And indeed Clara discovered very soon that actors and actresses were different from other people, because they concealed nothing. Their personalities were entirely on view, and exposed for sale. They reserved nothing. Such as they were, they were for the theatre and for no other purpose, but to be moved at a moment's notice from theatre to theatre, from town to town, from country to country. They were refreshing in their frank simplicity, compared with which life with Charles was oppressive in its complexity.

As she surveyed the two, Clara was torn asunder for a time and was reluctant to take the plunge, and yet she knew that this was the world to which Charles belonged, this world of violent contrasts, of vivid light and shadowy darkness, of painted illusion and the throbbing reality of the audience, of idle days and feverish nights. His mind was soaked in it, and his soul, all except that obscure part of it that delighted in flowers and in her own youth, hungered for it, and yet it seemed she had to force him into it.... If only he had a little more will, a little more intelligence.

Often she found herself thinking of him as 'poor Charles,' and then she set her teeth, and shook back her hair, and vowed that no one should ever think of her as 'poor Clara.' ... Life had been so easy when they had drifted together from studio to studio, but it threatened to be mighty difficult now that they had squared up to life and to this huge London....

Ivanhoe staggered on for six weeks and then collapsed, and an old successful melodrama was revived to carry the Imperium over the early summer months.
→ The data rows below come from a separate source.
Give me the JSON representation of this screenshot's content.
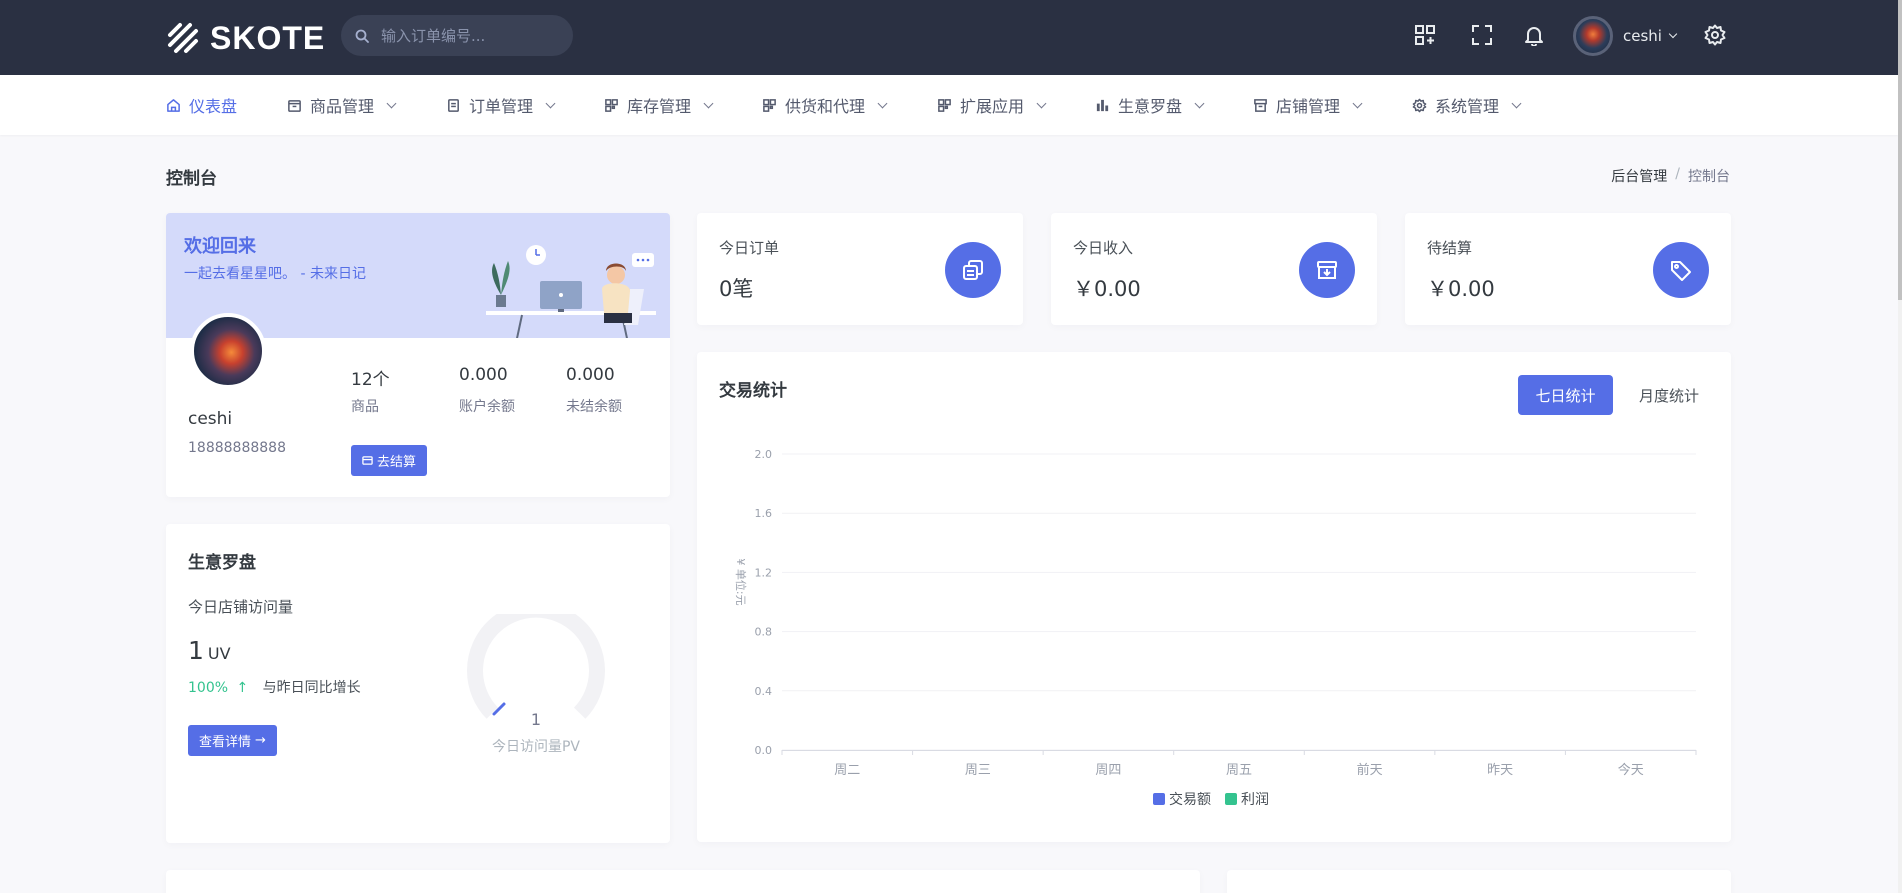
{
  "header": {
    "logo_text": "SKOTE",
    "search_placeholder": "输入订单编号...",
    "user_name": "ceshi"
  },
  "nav": {
    "items": [
      {
        "label": "仪表盘",
        "icon": "home-icon",
        "active": true,
        "has_menu": false
      },
      {
        "label": "商品管理",
        "icon": "box-icon",
        "active": false,
        "has_menu": true
      },
      {
        "label": "订单管理",
        "icon": "receipt-icon",
        "active": false,
        "has_menu": true
      },
      {
        "label": "库存管理",
        "icon": "grid-icon",
        "active": false,
        "has_menu": true
      },
      {
        "label": "供货和代理",
        "icon": "grid-icon",
        "active": false,
        "has_menu": true
      },
      {
        "label": "扩展应用",
        "icon": "grid-icon",
        "active": false,
        "has_menu": true
      },
      {
        "label": "生意罗盘",
        "icon": "bar-chart-icon",
        "active": false,
        "has_menu": true
      },
      {
        "label": "店铺管理",
        "icon": "archive-icon",
        "active": false,
        "has_menu": true
      },
      {
        "label": "系统管理",
        "icon": "cog-icon",
        "active": false,
        "has_menu": true
      }
    ]
  },
  "page": {
    "title": "控制台",
    "breadcrumb": [
      "后台管理",
      "控制台"
    ]
  },
  "welcome": {
    "title": "欢迎回来",
    "subtitle": "一起去看星星吧。 - 未来日记",
    "name": "ceshi",
    "phone": "18888888888",
    "stats": [
      {
        "value": "12个",
        "label": "商品"
      },
      {
        "value": "0.000",
        "label": "账户余额"
      },
      {
        "value": "0.000",
        "label": "未结余额"
      }
    ],
    "settle_button": "去结算"
  },
  "mini_stats": [
    {
      "label": "今日订单",
      "value": "0笔",
      "icon": "copy-icon"
    },
    {
      "label": "今日收入",
      "value": "￥0.00",
      "icon": "archive-in-icon"
    },
    {
      "label": "待结算",
      "value": "￥0.00",
      "icon": "tag-icon"
    }
  ],
  "compass": {
    "title": "生意罗盘",
    "visits_label": "今日店铺访问量",
    "uv_value": "1",
    "uv_unit": "UV",
    "growth_pct": "100%",
    "growth_text": "与昨日同比增长",
    "detail_button": "查看详情",
    "gauge_value": "1",
    "gauge_label": "今日访问量PV"
  },
  "trade": {
    "title": "交易统计",
    "tab_week": "七日统计",
    "tab_month": "月度统计"
  },
  "chart_data": {
    "type": "bar",
    "title": "",
    "xlabel": "",
    "ylabel": "单位:元",
    "categories": [
      "周二",
      "周三",
      "周四",
      "周五",
      "前天",
      "昨天",
      "今天"
    ],
    "yticks": [
      "0.0",
      "0.4",
      "0.8",
      "1.2",
      "1.6",
      "2.0"
    ],
    "ylim": [
      0,
      2
    ],
    "series": [
      {
        "name": "交易额",
        "color": "#556ee6",
        "values": [
          0,
          0,
          0,
          0,
          0,
          0,
          0
        ]
      },
      {
        "name": "利润",
        "color": "#34c38f",
        "values": [
          0,
          0,
          0,
          0,
          0,
          0,
          0
        ]
      }
    ],
    "grid": true,
    "legend": "bottom-center"
  }
}
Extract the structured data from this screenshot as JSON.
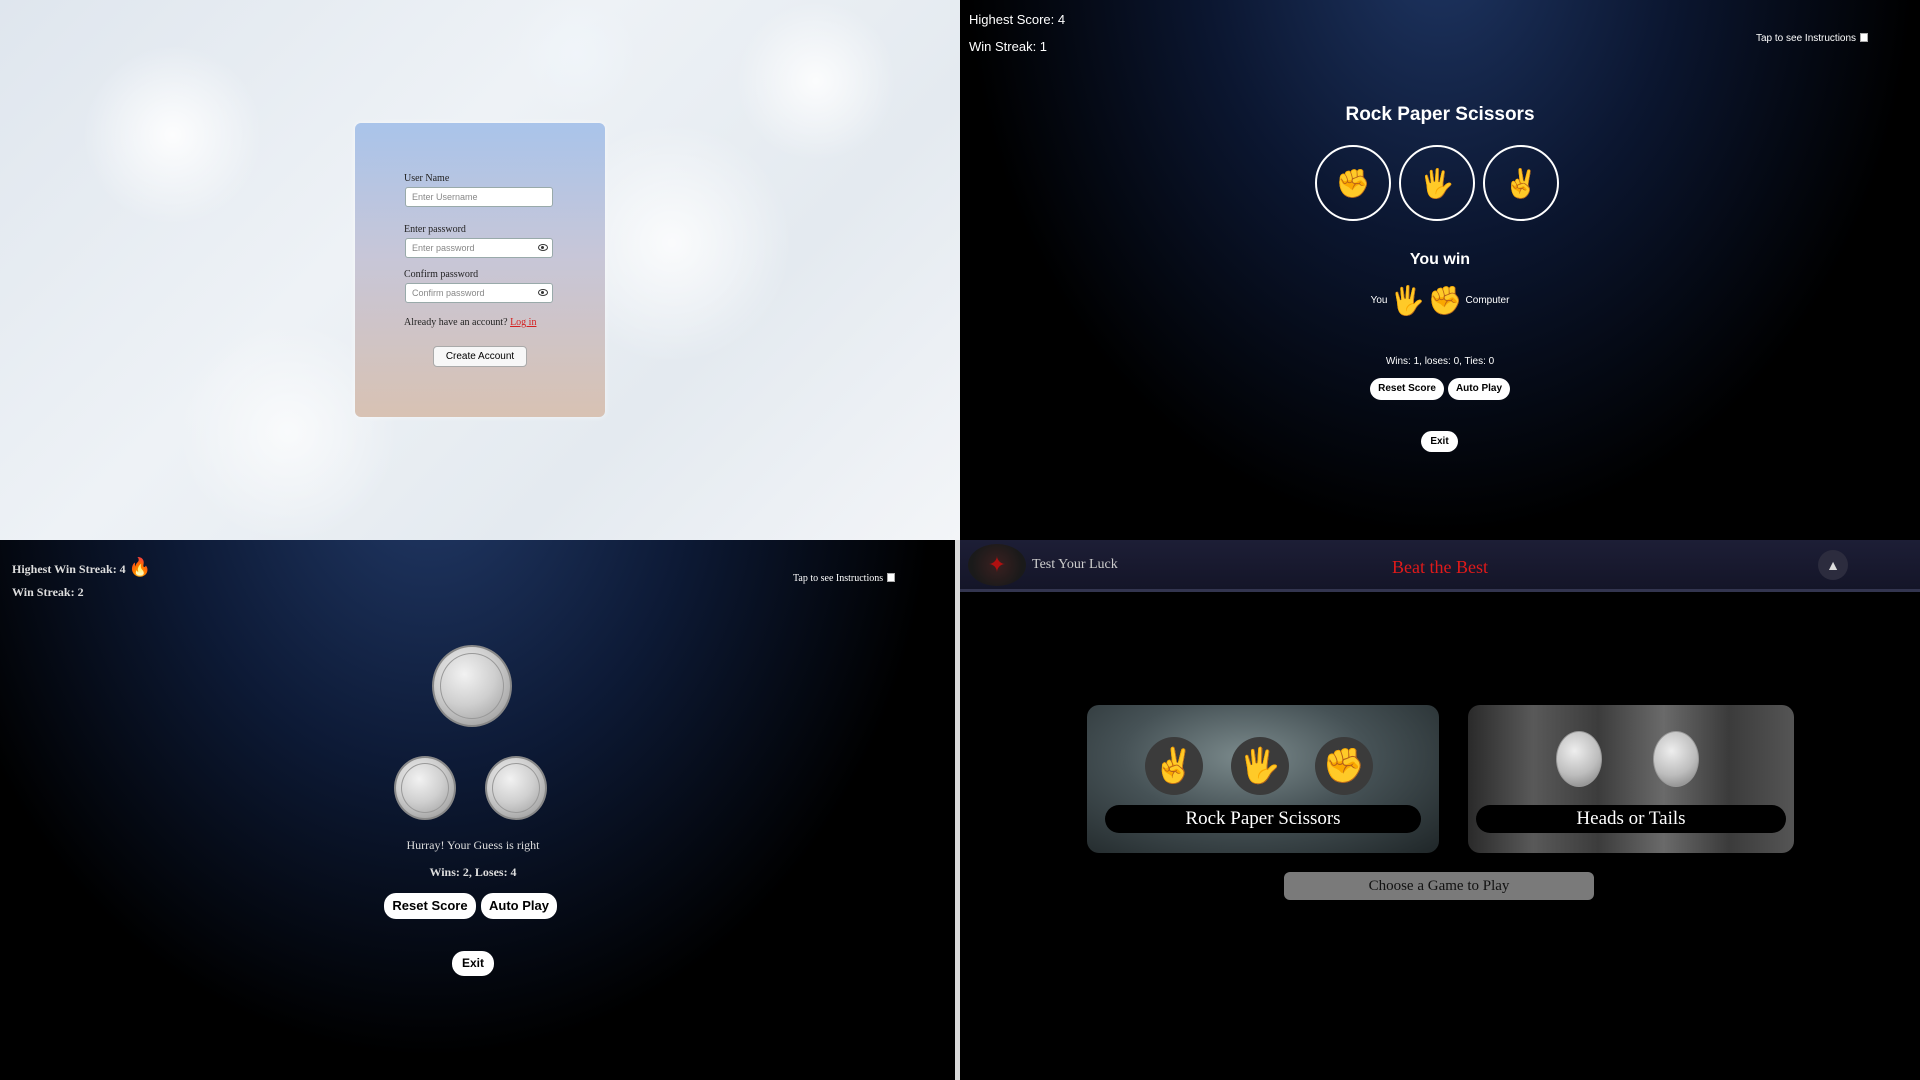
{
  "signup": {
    "username_label": "User Name",
    "username_placeholder": "Enter Username",
    "password_label": "Enter password",
    "password_placeholder": "Enter password",
    "confirm_label": "Confirm password",
    "confirm_placeholder": "Confirm password",
    "have_account_text": "Already have an account?",
    "login_link": "Log in",
    "create_button": "Create Account"
  },
  "rps": {
    "highest_score": "Highest Score: 4",
    "win_streak": "Win Streak: 1",
    "instructions": "Tap to see Instructions",
    "title": "Rock Paper Scissors",
    "choices": [
      "✊",
      "🖐",
      "✌"
    ],
    "result": "You win",
    "you_label": "You",
    "you_move": "🖐",
    "computer_move": "✊",
    "computer_label": "Computer",
    "score": "Wins: 1, loses: 0, Ties: 0",
    "reset_button": "Reset Score",
    "auto_button": "Auto Play",
    "exit_button": "Exit"
  },
  "coin": {
    "highest_win_streak": "Highest Win Streak: 4",
    "fire_icon": "🔥",
    "win_streak": "Win Streak: 2",
    "instructions": "Tap to see Instructions",
    "message": "Hurray! Your Guess is right",
    "score": "Wins: 2, Loses: 4",
    "reset_button": "Reset Score",
    "auto_button": "Auto Play",
    "exit_button": "Exit"
  },
  "home": {
    "nav_left": "Test Your Luck",
    "brand": "Beat the Best",
    "games": [
      {
        "label": "Rock Paper Scissors",
        "icons": [
          "✌",
          "🖐",
          "✊"
        ]
      },
      {
        "label": "Heads or Tails"
      }
    ],
    "choose_text": "Choose a Game to Play"
  },
  "colors": {
    "link_red": "#d42020",
    "brand_red": "#e01a1a"
  }
}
In this production, as a protegee of Miss Wainwright's, Clara played a small part in which she had ten words to say.... She was quite inaudible though she seemed to herself to be using every atom of voice in her slim young body, but always her voice seemed to fill her own head until it must surely burst.
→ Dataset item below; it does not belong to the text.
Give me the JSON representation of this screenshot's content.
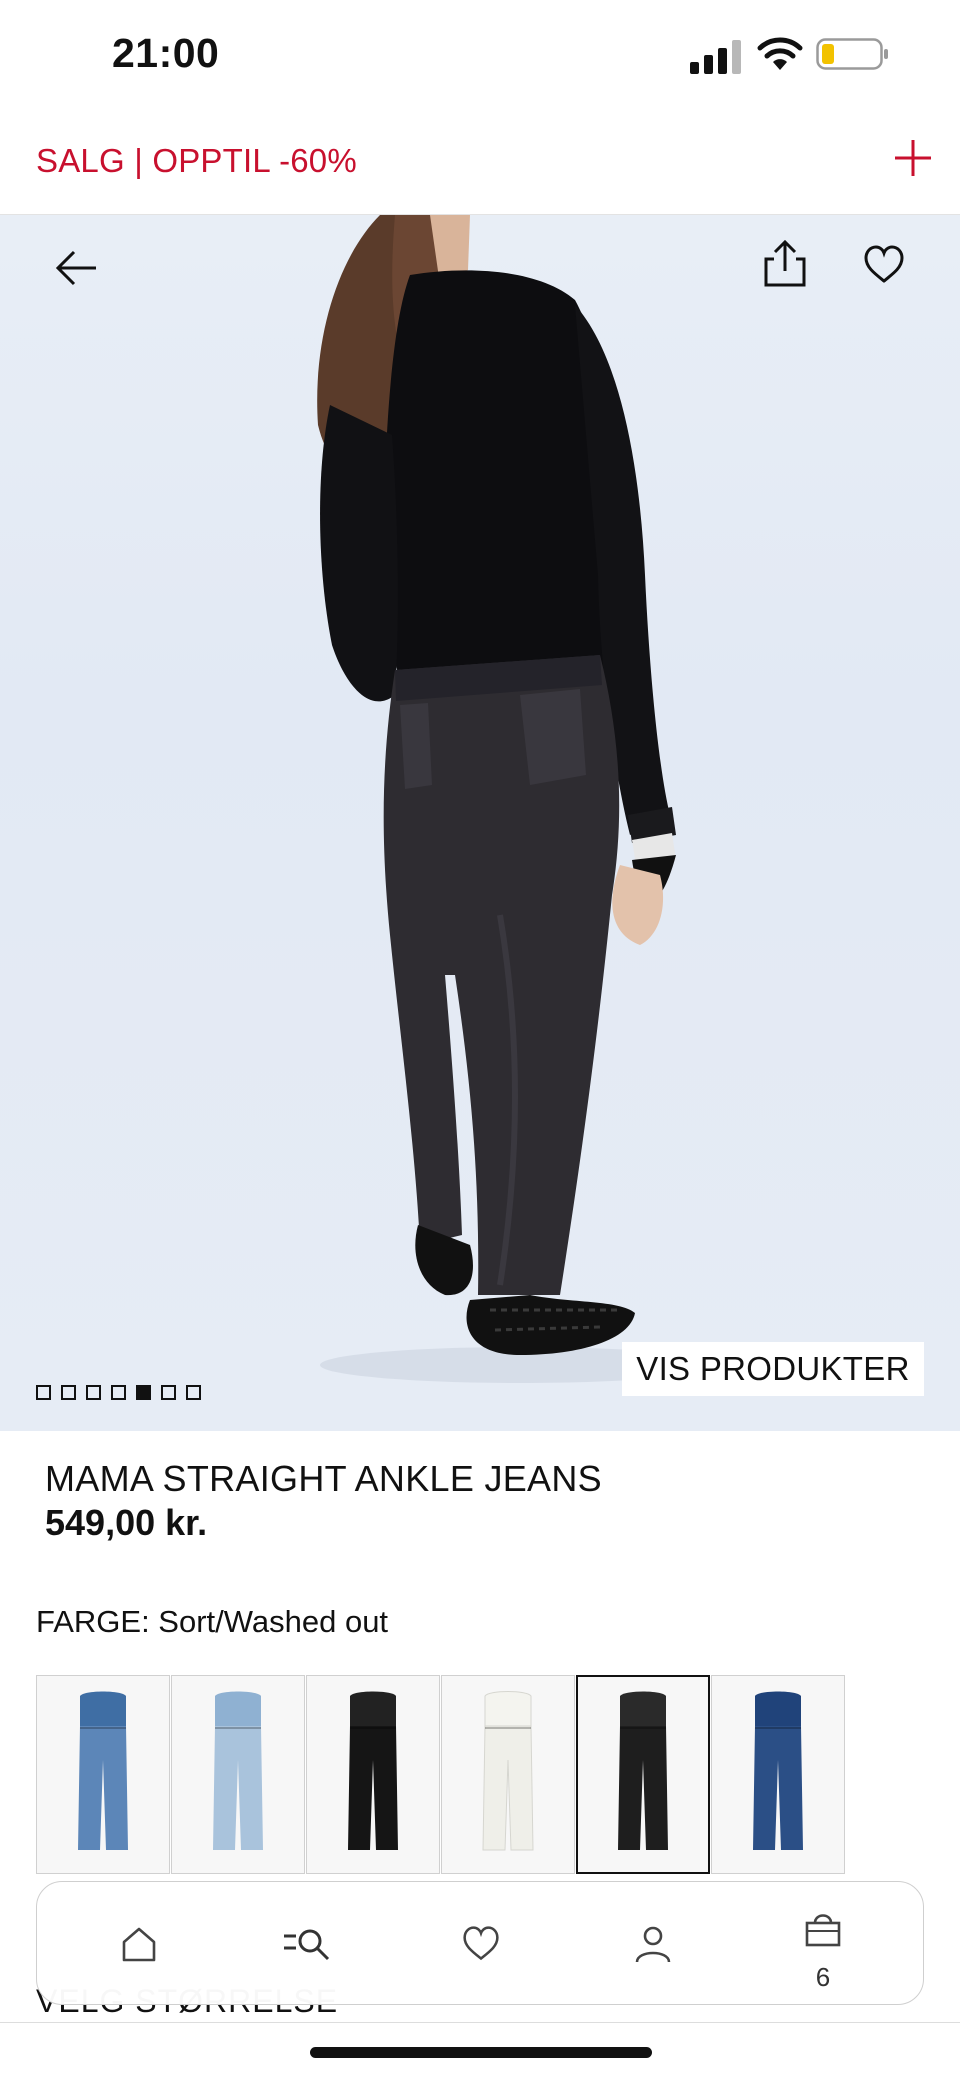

'Nerves,' said Miss Wainwright. 'You'll get your technique all right, and then you won't hear yourself speak any more than you do when you are talking in a room. It's just a question of losing yourself, and that you learn to do unconsciously.... It'll come all right, dearie. It'll come all right.'

Clara was determined that it should come all right, though she knew it would not until she had overcome her loathing of painting her face, and pencilling her eyes, and dabbing red paint into the corners of them. So much did she detest this at first that her personality repudiated this false projection of herself and left her helpless. Over and over again she said to herself,—

'I shall never be an actress. I shall never be an actress....' But then again she said, 'I will.'

There was a violence in appearing in the glaring light before so many people which offended her deeply, and yet she knew that she was wrong to be offended, because the people had come not to look at her, Clara Day, but at the false projection of Clara Day which was needed for the play.... Her objection was moral, and so strong that it made her really ill, and it was with the greatest difficulty that she could keep going at all, but not a word did she say to a soul. She fought through it with clenched teeth, going through agony night after night, smiling when it was over, going home exhausted, and dreading the coming of the morrow when it would all have to be borne again....

She used to look at the others and wonder if they had been through the same thing, but it was plain to her clear eyes that they had nearly all accepted without a struggle, and had surrendered to the false projection of themselves which the theatre needed. Stage-fright they knew, but not this moral struggle in which, determined not to be beaten, she fought on.

Rehearsals she enjoyed. Then the actors were at their indolent best, and the half-lit stage was full of a dim, suggestive beauty, which entirely disappeared by the time the scene-painter, the lime-light man, and the stage-carpenter had done their work. Often at rehearsal, words would give her the shock of truth that in performance would just puzzle her by their banality; voices would seem to come from some remote recess of life; movements would take on dignity; the players seemed indeed to move and live in an enchanted world.... And so, off the stage, they did.

Miss Wainwright and Mr Freeland Moore, who had played together for so many years, were idyllic lovers, though he had a wife in America, and she a husband who had gone his ways. To them there were no further stages of love than those which are shown to the Anglo-American public. For them there were but Romeo and Juliet at the ball with no contending houses to plague them. They lived in furnished flats and paid their way, impervious to every conspiracy of life to bring them down to earth.... Both adored Clara, both soon accepted her and Charles as lovers even more perfect than themselves, because younger, and both were never tired of thinking what kindness they could next do to help their friends.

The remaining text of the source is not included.